Why Supply Chain Resilience Demands Attention Now
Geopolitical disruption in the Strait of Hormuz has reminded every industry how quickly trade routes can narrow and costs escalate. The supply chain consequences will likely outlast the conflict itself, but organisations that act now will position themselves for a faster recovery.
Supply chain disruption is nothing new. Weather events, tariff shifts, inflationary pressures and pandemic-era bottlenecks have all tested the resilience of global trade networks in recent years. What makes the current moment different is the layering of crises. Geopolitical instability, energy market volatility and constrained shipping corridors are creating what is increasingly described as a ‘polycrisis’: multiple disruptions that exacerbate one another and demand simultaneous responses from leadership teams already stretched thin.
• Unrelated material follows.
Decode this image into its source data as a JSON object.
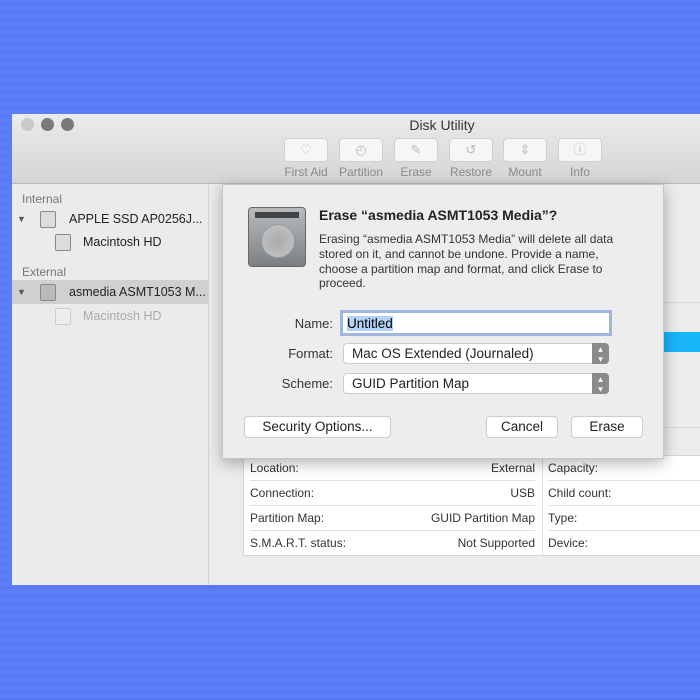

The Strait of Hormuz corridor alone carries around a fifth of the world's oil and since late February, route diversions have surged. Unlike previous Red Sea disruptions, there is no viable long-haul alternative for Gulf cargo. Ports across the region are effectively cut off from direct ocean access, forcing government, businesses and entire industries to rely on surrounding hubs and driving congestion across Middle East and South Asia maritime trade routes.
The impact reaches well beyond energy
While, on face value, this can seem to be an oil and gas story, the reality is broader. Aviation, hospitality, pharmaceuticals, construction, food and consumer goods (amongst many other sectors) depend on the same trade corridors. In the Gulf, disruption at this scale often translates into prompt operational and commercial impacts.
The indirect effects are almost impossible to quantify - lost market share, contract renegotiations triggered by force majeure declarations, rising costs as shippers pivot from maritime to air freight, and reputational damage from delayed deliveries. These all sit alongside the more visible cost of rerouted goods - but organisations that focus only on direct cost increases risk missing the exposures that take longer to surface and even longer to resolve.
Acting now, planning further ahead
To look beyond the immediate crisis, there are steps every organisation should be taking, which should begin by reviewing supply chain-related risks captured on organisational risk registers. Every facet of a supply chain should be monitored closely with controls reviewed in real time rather than at quarterly intervals. Visibility is critical. Many businesses know their Tier 1 suppliers well but have limited sight of the Tier 2 and Tier 3 relationships where a single-point failure has the potential to disrupt the whole chain. Mapping those dependencies is a prerequisite for any credible contingency plan, and specialist software platforms exist to help organisations monitor supply chain exposures continuously rather than relying on periodic manual reviews.
Scenario modelling can also contribute to bringing such reviews to life. What happens if disruption in the Strait of Hormuz is prolonged? What could a six-month disruption, for example, mean for stock reserves, alternative sourcing and customer commitments? Running worst-case, best-case and most-likely-case scenarios across different time horizons gives leadership teams a basis for decisions rather than instinct under pressure. It may seem laborious – but a failure to plan during a period of polycrisis is tantamount to a plan for failure.
Those scenarios should then be used to stress-test contingency plans, which will help to understand the efficacy of existing workarounds; for example, pre-positioned inventory, secondary suppliers and re-routing options, examining practicality of these when exercised under pressure. Longer term, organisations should be asking harder questions about supply chain maturity. International standards such as ISO 28000, which addresses supply chain security management, and ISO/TS 22318, which provides guidance on embedding supply chain continuity within a broader business continuity framework, offer practical benchmarks for good practice. A structured maturity review against these standards can identify gaps that internal teams often overlook. If gaps are identified, managers are then equipped with the tools needed to build a roadmap for sustained improvement.
Developing a Structured Approach to Supply Chain Resilience
Specialist risk consultants support organisations by turning supply chain risk from an abstract concern into a managed capability. Through structured reviews such as supply‑chain dependency mapping, vulnerability assessments, maturity benchmarking and targeted scenario testing; consultants help organisations understand where their real exposures sit and how those risks could materialise in practice. This approach enables leadership teams to move beyond awareness and intent, towards informed decision‑making and realistic preparation.
For businesses managing ongoing disruption, such as the conflict in the Middle East, while planning for recovery and future volatility, working with a specialist risk consultant provides the discipline, challenge and external perspective needed to translate resilience strategies into executable actions, where meaningful supply‑chain resilience is built.